Daniel Esposito, an assistant professor of chemical engineering at Columbia Engineering, has been conducting a study on water electrolysis (the splitting of water into oxygen (O2) and hydrogen (H2) fuel to convert electricity from solar photovoltaics (PVs) into storable hydrogen fuel). Much of today’s hydrogen is made from natural gas through a process called steam methane; reforming that simultaneously releases CO2, but water electrolysis using electricity from solar PV provides a better method of producing hydrogen without any carbon emissions.
Daniel’s team has now come up with a novel photovoltaic-powered electrolysis device which can function as a stand-alone platform which floats on open water. His floating PV-electrolyzer can be referred to as a “solar fuels rig” which resembles deep-sea oil rigs, but one which produces hydrogen fuel from sunlight and water instead of extracting petroleum from beneath the seafloor. The study is called ‘Floating Membraneless PV-Electrolyzer Based on Buoyancy-Driven Product Separation,’ and was published today by International Journal of Hydrogen Energy.
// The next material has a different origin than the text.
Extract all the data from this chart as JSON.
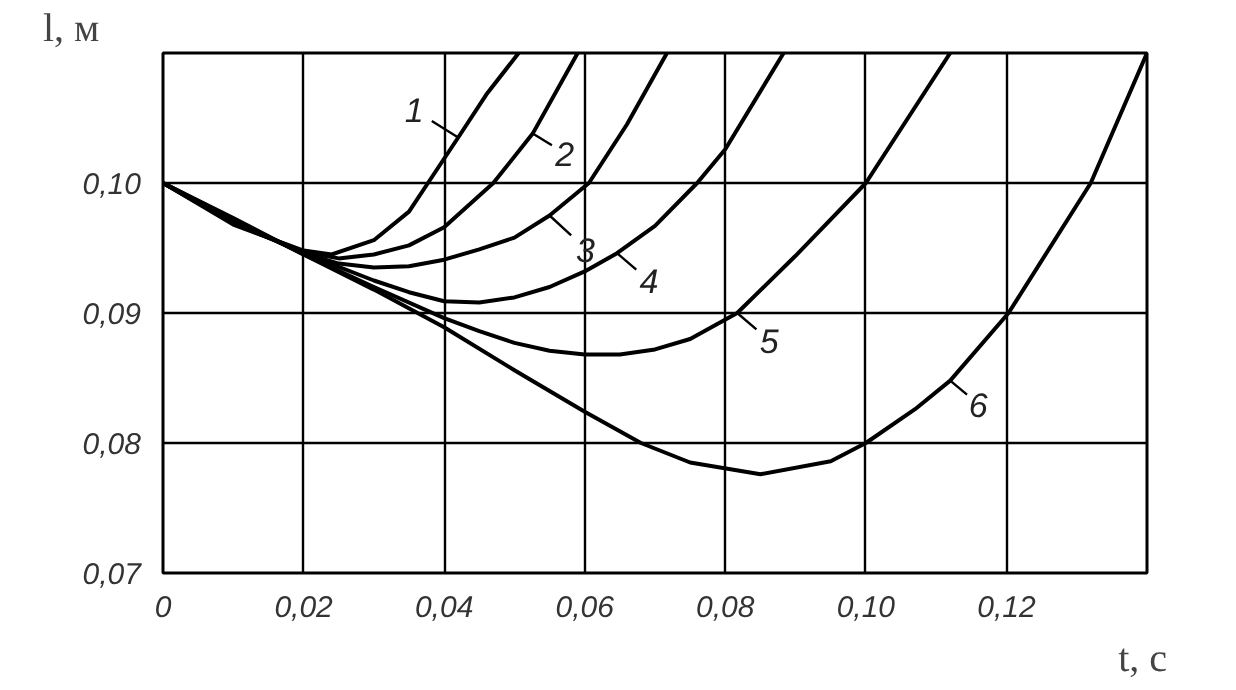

The researchers’ main innovation is the method by which they separate the H2 and O2 gasses produced by water electrolysis. State-of-the-art electrolyzers use expensive membranes to uphold the separation of these two gases. The team is perfecting their design for more efficient operation in real seawater, which creates more difficulties in comparison to the more ideal aqueous electrolytes used in their laboratory studies. They also intend to create modular designs which they can use to build bigger, scaled-up systems.